La destruction progressive du statut de fonctionnaire et son remplacement par la contractualisation courte ou indéterminée lié au management actuellement développé dans la FP ne trompe personne. Pour le gouvernement, il s’agit d’obtenir des salariés dociles à tous les niveaux dans les activités d’exécution, intermédiaires, d’expertise et de direction. La culture Fonction publique des « fonctionnaires citoyens » issue de 1946, prenant l’initiative et la parole pour améliorer le service, est donc en danger.
Alors que, dans un contexte totalement nouveau avec la révolution informationnelle qui percute les modes d’organisation du travail, il serait possible de favoriser l’horizontalité des échanges dans les collectifs de travail, le gouvernement avec son projet de loi va durcir inévitablement le mode d’encadrement avec plus de verticalité.
Quand l’emploi est en jeu, quand la prime est en jeu, ce mode de management qui se prétend moderne fait la promotion d’une forme d’encadrement hiérarchique traditionnel et formaté, le plus vertical et soumis, qui réduit la créativité et l’expression libre de l’ensemble des équipes et des agents et menace la bonne conduite des missions.
Le projet de loi dit de « transformation de la Fonction publique » reprend les annonces de février 20081 et a fait l’unanimité contre lui au conseil commun de la Fonction publique. Ce projet a fait l’objet d’un boycott de la quasi-totalité des organisations syndicales le 6 mars et d’un vote contre unanime des neuf organisations syndicales le 15 mars. Les employeurs territoriaux se sont abstenus et les employeurs hospitaliers se sont prononcés pour le texte.

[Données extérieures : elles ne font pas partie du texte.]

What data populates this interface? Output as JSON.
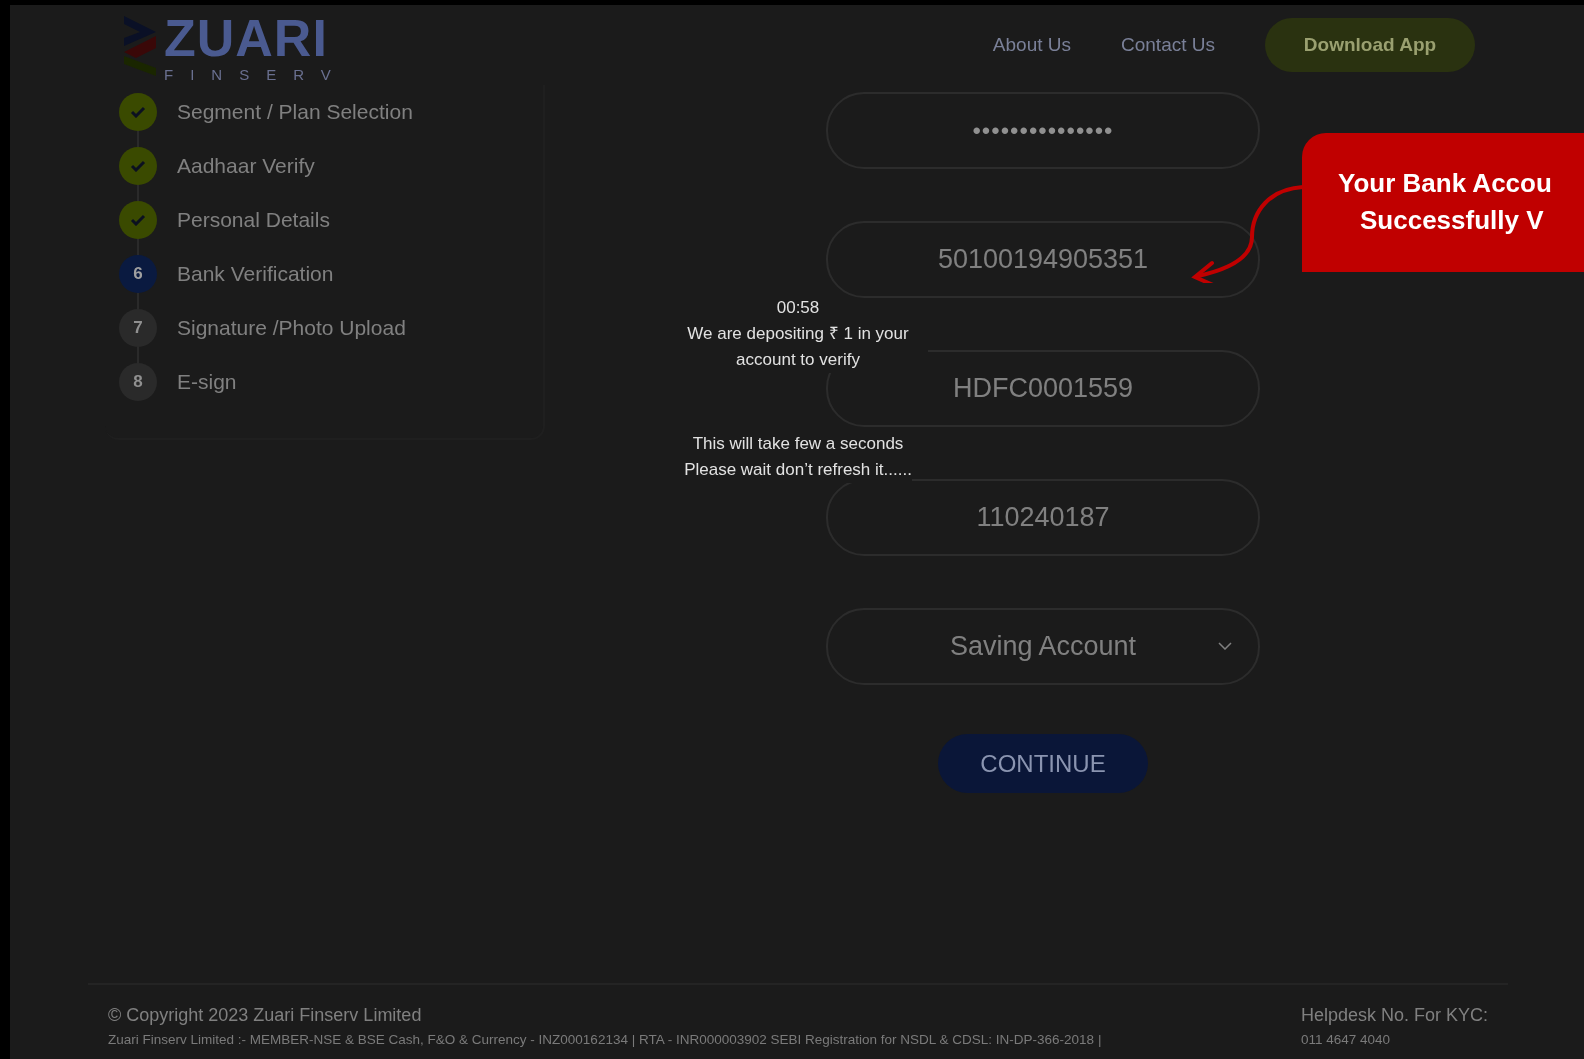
{
  "header": {
    "logo": {
      "name": "ZUARI",
      "tagline": "FINSERV"
    },
    "nav": [
      {
        "label": "About Us"
      },
      {
        "label": "Contact Us"
      }
    ],
    "download_button": "Download App"
  },
  "steps": [
    {
      "label": "Segment / Plan Selection",
      "completed": true,
      "selected": false
    },
    {
      "label": "Aadhaar Verify",
      "completed": true,
      "selected": false
    },
    {
      "label": "Personal Details",
      "completed": true,
      "selected": false
    },
    {
      "number": "6",
      "label": "Bank Verification",
      "completed": false,
      "selected": true
    },
    {
      "number": "7",
      "label": "Signature /Photo Upload",
      "completed": false,
      "selected": false
    },
    {
      "number": "8",
      "label": "E-sign",
      "completed": false,
      "selected": false
    }
  ],
  "form": {
    "fields": [
      {
        "kind": "text",
        "value": "•••••••••••••••"
      },
      {
        "kind": "text",
        "value": "50100194905351"
      },
      {
        "kind": "text",
        "value": "HDFC0001559"
      },
      {
        "kind": "text",
        "value": "110240187"
      },
      {
        "kind": "select",
        "value": "Saving Account"
      }
    ],
    "continue_button": "CONTINUE"
  },
  "loading_message": {
    "timer": "00:58",
    "text": "We are depositing ₹ 1 in your account to verify",
    "notes": [
      "This will take few a seconds",
      "Please wait don’t refresh it......"
    ]
  },
  "callout": {
    "lines": [
      "Your Bank Accou",
      "Successfully V"
    ]
  },
  "footer": {
    "copyright": "© Copyright 2023 Zuari Finserv Limited",
    "disclosure": "Zuari Finserv Limited :- MEMBER-NSE & BSE Cash, F&O & Currency - INZ000162134 | RTA - INR000003902 SEBI Registration for NSDL & CDSL: IN-DP-366-2018 |",
    "helpdesk_label": "Helpdesk No. For KYC:",
    "helpdesk_number": "011 4647 4040"
  }
}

Il a été validé au conseil des ministres du 27 mars 2019 sans aucun changement de fond.
Le secrétaire d’État en charge de la Fonction publique, Olivier Dussopt, veut rendre la Fonction publique « plus agile et plus véloce » selon ses propres termes.
Mais l’objectif de suppressions de 120 000 postes de fonctionnaires d’ici 2022 est maintenu. Il est fait référence à 50 000 suppressions pour l’État et 70 000 pour la territoriale. Des suppressions sont aussi envisagées dans la Fonction publique hospitalière, suppressions qui s’additionnent aux 120 000 déjà citées.
Les grandes lignes de ce projet de loi sont contenues dans cinq titres :
– Promouvoir un dialogue social plus stratégique.
– Transformer et simplifier le cadre des ressources humaines.
– Simplifier et garantir la transparence et l’équité du cadre de gestion.
– Favoriser la mobilité et accompagner les transitions professionnelles.
– Renforcer l’égalité professionnelle.
Dans ce projet de loi, le gouvernement s’attaque à la démocratie sociale et aux instances représentatives des personnels. Il s’agit, à l’instar du CSE (Comité social économique) mis en place dans le privé, de regrouper les instances pour réduire les possibles interventions des représentants salariés et pour réduire leurs moyens globaux.
Les Comités techniques (actuellement avenir de l’établissement, choix de gestion, créations, suppressions d’emplois, etc.) et les Comités d’hygiène, de sécurité et des conditions de travail sont fusionnés.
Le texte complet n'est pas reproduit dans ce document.